Вот о чем был тот сбивчивый разговор:
« – Ну как же так, сын? Ну почему же?
– Так вышло, мама. Не надо искать виноватых, нет их.
– Как же так – нет? А Ранита, поганка такая? А девчонка богатая? Да ведь они будут жить да радоваться, замуж повыходят, детей нарожают, а ты? А ты?! – мать горько заплакала.
– Да вот же я, жив и здоров. Что же плакать? – как можно спокойнее сказал Ден и даже постарался улыбнуться. – Про Раниту говорить не хочу. А Элли – она хорошая.
– Элли – та самая принцесса, что ли? Из-за которой тебя и упекли? – у женщины снова задрожал голос. – Что же ее в лес-то ночью понесло, хорошую? У нас деревенские-то девочки, если порядочные, ночью по лесам да лугам не бродят, а тут принцесса! Значит, глупая девчонка! Безмозглая да доступная!
– Нет, перестань, не надо о ней так, – мягко, но решительно оборвал Ден. – Прекрасная она девочка. Ничего у нас с ней не было, она не виновата, что законы такие.
– Выгораживаешь ты ее! – всхлипнула мать. – Защищаешь! А она, поди, на твою защиту не поднимется, если тебя к казни приговорят!

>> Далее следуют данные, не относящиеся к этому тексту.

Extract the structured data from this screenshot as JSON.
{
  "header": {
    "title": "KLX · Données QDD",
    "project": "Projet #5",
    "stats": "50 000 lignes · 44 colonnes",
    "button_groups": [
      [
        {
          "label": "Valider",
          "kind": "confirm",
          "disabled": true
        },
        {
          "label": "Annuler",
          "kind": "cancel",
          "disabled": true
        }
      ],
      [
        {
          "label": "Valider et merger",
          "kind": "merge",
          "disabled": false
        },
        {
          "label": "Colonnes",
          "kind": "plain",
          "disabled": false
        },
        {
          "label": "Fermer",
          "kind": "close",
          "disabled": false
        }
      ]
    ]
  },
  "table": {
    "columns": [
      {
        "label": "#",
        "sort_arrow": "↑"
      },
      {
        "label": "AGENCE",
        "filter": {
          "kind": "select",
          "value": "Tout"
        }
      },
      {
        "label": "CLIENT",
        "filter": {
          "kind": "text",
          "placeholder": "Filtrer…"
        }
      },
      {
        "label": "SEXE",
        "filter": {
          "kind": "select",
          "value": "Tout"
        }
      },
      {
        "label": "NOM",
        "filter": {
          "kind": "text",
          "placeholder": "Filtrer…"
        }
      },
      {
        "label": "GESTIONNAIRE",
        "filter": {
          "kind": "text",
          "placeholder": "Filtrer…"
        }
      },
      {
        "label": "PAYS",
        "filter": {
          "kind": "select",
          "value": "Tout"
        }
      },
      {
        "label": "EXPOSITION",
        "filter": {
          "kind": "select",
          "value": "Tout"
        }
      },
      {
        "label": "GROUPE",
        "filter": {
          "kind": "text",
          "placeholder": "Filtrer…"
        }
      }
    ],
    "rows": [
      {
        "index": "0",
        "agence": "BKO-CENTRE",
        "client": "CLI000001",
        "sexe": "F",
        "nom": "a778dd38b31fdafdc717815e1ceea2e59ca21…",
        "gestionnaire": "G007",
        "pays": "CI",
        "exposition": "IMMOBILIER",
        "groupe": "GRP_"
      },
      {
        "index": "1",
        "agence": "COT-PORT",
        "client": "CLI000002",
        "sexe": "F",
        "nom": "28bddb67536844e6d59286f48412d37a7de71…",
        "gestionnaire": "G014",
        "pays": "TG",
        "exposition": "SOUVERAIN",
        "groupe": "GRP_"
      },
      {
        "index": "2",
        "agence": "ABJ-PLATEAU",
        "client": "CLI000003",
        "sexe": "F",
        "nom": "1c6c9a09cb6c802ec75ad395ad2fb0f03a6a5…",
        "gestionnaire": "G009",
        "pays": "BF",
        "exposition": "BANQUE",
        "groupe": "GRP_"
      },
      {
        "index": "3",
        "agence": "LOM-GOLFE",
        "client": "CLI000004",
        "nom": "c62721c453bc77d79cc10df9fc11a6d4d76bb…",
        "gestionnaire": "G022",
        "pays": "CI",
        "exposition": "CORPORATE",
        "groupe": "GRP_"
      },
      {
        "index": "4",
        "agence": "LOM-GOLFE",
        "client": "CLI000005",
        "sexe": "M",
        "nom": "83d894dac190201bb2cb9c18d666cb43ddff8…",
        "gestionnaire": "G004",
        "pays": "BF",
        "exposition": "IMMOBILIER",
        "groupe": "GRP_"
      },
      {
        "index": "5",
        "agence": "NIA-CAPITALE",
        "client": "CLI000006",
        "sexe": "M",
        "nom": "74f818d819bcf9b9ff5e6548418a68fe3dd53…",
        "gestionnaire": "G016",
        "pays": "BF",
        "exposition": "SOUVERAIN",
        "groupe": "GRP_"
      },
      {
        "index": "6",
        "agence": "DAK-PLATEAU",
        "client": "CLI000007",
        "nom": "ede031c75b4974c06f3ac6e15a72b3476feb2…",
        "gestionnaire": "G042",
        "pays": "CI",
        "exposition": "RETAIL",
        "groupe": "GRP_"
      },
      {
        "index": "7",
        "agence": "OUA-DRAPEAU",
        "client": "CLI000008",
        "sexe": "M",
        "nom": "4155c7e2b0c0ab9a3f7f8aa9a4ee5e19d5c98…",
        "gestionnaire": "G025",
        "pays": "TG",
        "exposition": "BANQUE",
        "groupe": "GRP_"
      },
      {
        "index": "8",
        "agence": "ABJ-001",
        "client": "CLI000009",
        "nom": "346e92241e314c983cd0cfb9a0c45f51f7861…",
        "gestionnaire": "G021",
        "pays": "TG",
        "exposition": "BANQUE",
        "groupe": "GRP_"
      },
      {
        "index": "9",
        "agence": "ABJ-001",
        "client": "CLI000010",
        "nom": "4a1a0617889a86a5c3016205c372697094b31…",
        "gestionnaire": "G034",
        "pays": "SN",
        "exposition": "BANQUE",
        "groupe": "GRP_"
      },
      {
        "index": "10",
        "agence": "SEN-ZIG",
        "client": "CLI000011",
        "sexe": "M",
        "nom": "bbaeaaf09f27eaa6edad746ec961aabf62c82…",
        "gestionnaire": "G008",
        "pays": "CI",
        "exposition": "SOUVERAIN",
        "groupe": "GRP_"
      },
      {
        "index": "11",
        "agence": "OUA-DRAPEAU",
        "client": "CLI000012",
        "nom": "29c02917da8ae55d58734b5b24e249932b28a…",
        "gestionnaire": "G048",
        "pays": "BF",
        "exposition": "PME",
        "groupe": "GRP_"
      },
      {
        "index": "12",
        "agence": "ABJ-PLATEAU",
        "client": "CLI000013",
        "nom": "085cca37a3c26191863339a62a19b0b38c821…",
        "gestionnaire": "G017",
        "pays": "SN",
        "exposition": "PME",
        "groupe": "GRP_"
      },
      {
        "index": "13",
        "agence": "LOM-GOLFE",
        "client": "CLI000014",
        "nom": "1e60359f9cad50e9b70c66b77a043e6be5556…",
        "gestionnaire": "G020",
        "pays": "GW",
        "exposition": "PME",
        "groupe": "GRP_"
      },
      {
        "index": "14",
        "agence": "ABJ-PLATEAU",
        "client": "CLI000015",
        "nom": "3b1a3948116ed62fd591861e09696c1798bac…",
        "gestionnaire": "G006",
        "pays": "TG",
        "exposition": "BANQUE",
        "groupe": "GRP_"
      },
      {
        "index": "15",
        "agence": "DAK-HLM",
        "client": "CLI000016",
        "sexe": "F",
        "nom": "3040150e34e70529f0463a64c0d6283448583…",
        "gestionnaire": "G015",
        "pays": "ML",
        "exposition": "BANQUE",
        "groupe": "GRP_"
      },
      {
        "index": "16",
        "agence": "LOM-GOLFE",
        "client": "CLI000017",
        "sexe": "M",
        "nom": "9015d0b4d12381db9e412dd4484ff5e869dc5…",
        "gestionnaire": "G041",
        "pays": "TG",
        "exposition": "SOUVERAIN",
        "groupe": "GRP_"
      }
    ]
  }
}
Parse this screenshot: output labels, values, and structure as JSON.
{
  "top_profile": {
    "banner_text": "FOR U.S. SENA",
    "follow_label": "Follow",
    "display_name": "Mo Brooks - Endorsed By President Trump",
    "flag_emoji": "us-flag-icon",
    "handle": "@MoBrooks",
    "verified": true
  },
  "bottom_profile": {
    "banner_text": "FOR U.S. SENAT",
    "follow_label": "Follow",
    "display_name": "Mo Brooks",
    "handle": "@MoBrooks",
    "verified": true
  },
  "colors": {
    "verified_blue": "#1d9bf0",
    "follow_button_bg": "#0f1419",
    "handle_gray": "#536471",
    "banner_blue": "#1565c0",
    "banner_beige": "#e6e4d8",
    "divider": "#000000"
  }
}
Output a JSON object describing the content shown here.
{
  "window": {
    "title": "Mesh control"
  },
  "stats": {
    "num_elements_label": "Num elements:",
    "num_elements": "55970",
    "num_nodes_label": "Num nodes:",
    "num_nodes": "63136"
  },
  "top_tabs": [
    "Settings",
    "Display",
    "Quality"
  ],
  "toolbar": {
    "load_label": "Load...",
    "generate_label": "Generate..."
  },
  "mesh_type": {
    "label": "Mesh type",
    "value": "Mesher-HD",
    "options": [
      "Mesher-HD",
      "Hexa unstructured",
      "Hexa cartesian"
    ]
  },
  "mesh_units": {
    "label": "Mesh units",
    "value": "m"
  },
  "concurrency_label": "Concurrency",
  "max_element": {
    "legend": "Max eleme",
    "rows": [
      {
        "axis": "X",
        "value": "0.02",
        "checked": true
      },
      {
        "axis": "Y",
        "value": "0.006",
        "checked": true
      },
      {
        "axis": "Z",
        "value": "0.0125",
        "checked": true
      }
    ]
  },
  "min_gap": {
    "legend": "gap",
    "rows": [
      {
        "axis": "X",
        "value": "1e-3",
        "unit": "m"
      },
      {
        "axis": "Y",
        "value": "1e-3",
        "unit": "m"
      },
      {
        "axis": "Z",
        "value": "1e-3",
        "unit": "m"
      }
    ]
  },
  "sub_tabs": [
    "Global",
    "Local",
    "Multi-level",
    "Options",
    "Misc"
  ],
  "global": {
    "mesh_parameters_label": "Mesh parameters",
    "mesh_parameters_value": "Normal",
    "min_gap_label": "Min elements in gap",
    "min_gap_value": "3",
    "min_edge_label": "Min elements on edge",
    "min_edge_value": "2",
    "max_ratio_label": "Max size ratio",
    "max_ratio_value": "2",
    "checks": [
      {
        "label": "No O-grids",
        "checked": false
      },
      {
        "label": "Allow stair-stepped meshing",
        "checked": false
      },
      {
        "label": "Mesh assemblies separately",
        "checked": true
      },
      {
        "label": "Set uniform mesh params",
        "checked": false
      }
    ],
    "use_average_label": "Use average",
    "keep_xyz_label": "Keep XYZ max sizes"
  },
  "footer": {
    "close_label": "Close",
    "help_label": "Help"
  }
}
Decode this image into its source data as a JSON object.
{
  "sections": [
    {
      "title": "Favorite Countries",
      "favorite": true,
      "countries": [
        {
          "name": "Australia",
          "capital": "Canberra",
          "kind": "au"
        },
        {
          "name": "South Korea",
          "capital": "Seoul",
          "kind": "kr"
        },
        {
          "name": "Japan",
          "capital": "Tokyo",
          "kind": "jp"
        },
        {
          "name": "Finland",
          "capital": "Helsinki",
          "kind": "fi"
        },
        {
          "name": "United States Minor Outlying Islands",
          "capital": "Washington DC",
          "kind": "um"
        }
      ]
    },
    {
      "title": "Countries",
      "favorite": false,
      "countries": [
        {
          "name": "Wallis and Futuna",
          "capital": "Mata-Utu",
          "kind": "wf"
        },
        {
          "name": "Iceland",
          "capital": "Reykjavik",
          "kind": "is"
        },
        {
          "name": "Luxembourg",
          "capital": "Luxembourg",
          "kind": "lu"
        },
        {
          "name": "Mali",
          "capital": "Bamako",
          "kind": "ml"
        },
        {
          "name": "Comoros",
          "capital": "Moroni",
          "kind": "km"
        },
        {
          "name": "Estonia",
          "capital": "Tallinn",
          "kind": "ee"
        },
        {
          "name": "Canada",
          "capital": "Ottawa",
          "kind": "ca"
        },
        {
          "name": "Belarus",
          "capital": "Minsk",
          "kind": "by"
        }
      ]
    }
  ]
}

– Поднимется... – вздохнул Ден, вспомнив отчаянные глаза Элли. – Но я этого не хочу. На нее и так много свалилось, а она маленькая еще. Семнадцать сегодня исполнилось. Испортил я ей день рождения. Да что там день… Жизнь испортил.
– О ней переживаешь? О ней?! Она-то каждый год день рождения праздновать будет, а вот ты-то… будешь ли? – у матери затряслись губы. – Ты бы о себе подумал! Да о матери с сестрой, да о невесте. Как мы без тебя?
– Я думаю, – отозвался Ден и заторопился. – Вот послушай. У нас дом хороший, большой. Если со мной что случится, полдома внаем сдайте, чтобы хоть чуть-чуть денег всегда водилось. Инструменты, какие у меня есть, задешево не продавайте, они солидно стоят. Лысый Грик мне денег должен, сумма приличная, напомни, пусть отдаст. Сама на работе крепко не надрывайся, у тебя здоровье слабое, если в поварихи возьмут – иди, там полегче, чем на ферме. А Лиза пусть не ленится, учится, потом, глядишь, и дело по душе найдет. Всё лучше, чем служить в богатом доме на побегушках. Если что по хозяйству надо помочь, Сержа попросите. Он не откажет.
– Ты что это? – мать охнула, всплеснула руками. – Будто прощаешься!
– Да что ты, всё в порядке, – сказал Ден и сжал ее руку. – Я на всякий случай. Мало ли.
– А Долли? Почему про Долли ничего не говоришь? – спохватилась мать.
– Виноват я перед Долли, – недолго помолчав, ответил Ден. – Не изменял с принцессой, а все равно виноват. Она хорошая, добрая, только женой мне не станет, даже если выйду отсюда. То есть когда выйду, – поспешно поправился он.
– Да как же? Ведь она тебе наречена! Ведь она думает, что свадьба скоро!
– Глупость это, мама, – детей маленьких словом связывать… – сумрачно ответил Ден. – Скажи Долли, пусть простит, если сможет. Пусть не ждет меня, а как встретит хорошего человека – замуж выходит. Только не по выгоде, а по любви.